There are a lot of things to like about chess.com, but for me, the tournaments are the best. Here's a chance to play a lot of games against (hopefully) real people, have fun, fight hard, maybe even learn something. I've been fried-livered; stonewalled; rebuffed by a rhinoceros, and a hippopotamus; stormed by pawns; tormented by missed mates; red-faced by blunders; etc. But so far this hasn't dented my enthusiasm for signing on to the next 'Speed king' tournament.
There are a few things not to like. Cheaters: I was a victim of one in a tournament; but their account was closed on review, and that gave me some hope that chess.com is a better place to play than most. Sandbaggers: its a bummer when you make it to the last round of an under-1600 tournament and are facing someone over 1800. But the predominant impression I have is that there are many chess players out there, of all levels, in all corners of the globe, that are really nice people too.
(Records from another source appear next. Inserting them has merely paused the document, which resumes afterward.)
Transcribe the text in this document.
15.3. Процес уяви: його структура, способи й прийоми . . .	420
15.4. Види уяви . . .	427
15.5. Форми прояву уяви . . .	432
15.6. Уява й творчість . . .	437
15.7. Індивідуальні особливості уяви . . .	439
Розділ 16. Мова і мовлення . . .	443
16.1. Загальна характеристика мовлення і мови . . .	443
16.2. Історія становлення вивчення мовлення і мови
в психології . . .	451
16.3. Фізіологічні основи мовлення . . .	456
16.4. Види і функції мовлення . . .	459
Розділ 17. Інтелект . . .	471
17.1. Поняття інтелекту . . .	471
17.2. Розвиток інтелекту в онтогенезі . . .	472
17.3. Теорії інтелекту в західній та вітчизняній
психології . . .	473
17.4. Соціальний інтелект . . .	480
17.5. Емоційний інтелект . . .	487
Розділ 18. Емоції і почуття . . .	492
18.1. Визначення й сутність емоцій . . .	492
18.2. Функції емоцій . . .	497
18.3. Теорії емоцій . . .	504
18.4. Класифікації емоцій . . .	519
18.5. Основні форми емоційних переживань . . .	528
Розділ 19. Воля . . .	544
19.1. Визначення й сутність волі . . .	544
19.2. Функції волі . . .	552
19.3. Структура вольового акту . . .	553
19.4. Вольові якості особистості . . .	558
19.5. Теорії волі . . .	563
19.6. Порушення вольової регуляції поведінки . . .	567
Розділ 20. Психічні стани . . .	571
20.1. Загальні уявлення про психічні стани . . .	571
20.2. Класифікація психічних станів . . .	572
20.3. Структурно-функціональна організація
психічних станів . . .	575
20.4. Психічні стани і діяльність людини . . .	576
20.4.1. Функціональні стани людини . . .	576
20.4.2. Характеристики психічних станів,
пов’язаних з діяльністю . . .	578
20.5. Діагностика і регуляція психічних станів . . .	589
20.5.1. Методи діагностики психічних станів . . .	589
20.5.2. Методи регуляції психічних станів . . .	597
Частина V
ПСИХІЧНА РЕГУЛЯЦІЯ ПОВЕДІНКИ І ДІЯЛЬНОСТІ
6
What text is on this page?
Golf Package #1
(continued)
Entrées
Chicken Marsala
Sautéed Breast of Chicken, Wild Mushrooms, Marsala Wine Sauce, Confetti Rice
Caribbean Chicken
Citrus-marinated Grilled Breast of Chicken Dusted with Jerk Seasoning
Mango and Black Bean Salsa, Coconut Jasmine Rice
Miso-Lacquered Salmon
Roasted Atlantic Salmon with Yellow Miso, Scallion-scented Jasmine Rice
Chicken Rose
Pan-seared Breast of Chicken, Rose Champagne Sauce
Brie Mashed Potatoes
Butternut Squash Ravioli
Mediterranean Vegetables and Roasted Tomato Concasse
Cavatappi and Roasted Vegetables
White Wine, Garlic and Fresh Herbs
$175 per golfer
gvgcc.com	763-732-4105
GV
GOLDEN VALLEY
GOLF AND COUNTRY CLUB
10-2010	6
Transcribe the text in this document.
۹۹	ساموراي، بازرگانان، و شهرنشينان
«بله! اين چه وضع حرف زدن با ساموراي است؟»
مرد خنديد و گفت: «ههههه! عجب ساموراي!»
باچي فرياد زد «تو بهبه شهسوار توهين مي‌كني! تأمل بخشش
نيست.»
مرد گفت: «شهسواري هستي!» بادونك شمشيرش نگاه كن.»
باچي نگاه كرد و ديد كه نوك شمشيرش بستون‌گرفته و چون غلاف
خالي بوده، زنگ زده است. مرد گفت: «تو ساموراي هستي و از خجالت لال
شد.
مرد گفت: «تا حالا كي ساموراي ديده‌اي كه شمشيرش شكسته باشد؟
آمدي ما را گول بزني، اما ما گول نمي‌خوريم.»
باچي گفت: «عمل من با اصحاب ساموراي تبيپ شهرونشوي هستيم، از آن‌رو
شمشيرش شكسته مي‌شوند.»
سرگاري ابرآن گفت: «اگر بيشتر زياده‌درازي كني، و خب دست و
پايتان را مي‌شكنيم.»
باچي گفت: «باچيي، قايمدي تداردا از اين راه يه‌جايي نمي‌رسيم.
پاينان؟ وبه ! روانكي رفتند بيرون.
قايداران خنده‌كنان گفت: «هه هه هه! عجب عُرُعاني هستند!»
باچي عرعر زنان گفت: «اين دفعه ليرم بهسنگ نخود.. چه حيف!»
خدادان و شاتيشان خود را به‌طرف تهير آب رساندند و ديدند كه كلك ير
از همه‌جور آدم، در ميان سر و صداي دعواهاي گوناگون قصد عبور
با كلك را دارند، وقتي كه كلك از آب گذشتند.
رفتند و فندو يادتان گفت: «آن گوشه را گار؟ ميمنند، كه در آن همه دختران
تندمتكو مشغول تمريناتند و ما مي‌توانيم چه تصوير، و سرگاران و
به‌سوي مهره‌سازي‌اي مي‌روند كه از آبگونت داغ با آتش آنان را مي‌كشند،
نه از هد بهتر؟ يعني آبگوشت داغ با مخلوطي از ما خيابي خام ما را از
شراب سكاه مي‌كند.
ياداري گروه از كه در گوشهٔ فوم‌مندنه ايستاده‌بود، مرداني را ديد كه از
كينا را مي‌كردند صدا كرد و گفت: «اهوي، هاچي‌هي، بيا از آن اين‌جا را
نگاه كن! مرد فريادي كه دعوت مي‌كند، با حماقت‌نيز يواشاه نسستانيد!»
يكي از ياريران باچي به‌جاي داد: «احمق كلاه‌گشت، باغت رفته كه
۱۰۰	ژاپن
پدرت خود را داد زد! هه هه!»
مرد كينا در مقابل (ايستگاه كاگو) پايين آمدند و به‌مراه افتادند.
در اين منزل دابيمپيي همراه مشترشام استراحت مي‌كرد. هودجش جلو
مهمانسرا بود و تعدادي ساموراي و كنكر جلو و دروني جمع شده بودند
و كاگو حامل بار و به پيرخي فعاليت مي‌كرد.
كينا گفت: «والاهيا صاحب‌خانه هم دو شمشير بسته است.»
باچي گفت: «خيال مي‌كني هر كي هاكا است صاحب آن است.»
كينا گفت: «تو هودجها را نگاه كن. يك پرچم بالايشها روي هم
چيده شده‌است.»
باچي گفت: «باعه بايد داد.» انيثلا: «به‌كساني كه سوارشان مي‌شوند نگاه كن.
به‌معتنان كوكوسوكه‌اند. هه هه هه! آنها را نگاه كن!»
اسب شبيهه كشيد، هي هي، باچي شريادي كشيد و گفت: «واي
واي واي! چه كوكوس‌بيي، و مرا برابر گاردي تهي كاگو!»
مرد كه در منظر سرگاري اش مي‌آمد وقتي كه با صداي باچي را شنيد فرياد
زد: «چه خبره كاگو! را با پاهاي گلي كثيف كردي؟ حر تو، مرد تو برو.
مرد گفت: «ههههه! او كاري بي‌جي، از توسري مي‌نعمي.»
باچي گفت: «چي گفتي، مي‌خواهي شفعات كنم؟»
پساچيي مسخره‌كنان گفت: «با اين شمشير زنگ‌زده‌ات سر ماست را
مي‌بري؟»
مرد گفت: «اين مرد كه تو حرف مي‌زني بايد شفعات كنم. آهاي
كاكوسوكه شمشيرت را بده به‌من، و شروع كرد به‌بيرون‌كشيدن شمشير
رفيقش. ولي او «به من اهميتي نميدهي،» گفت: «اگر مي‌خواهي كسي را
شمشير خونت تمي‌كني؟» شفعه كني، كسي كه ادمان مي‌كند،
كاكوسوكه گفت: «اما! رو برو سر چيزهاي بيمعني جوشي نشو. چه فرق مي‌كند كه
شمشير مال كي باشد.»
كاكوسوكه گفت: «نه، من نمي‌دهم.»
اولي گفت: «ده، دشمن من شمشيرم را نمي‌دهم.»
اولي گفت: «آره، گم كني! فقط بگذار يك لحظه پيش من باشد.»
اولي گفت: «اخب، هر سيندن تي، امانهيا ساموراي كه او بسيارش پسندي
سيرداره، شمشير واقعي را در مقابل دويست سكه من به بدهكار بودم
I've tried most of the different types of games here, and learned which ones are best suited to my preferences. For me, the threads of thought that are part of the game get broken if they are stretched over too great a temporal distance; but at the same time my mind cannot evaluate a position very quickly. Thus, I prefer faster daily games and avoid the short time controls.
So, with this in mind, I am trying to host some fast-moving 'daily', no-vacation tournaments for players who like this style of play. I'm experimenting with different rating requirements and I'm not sure where that will end up.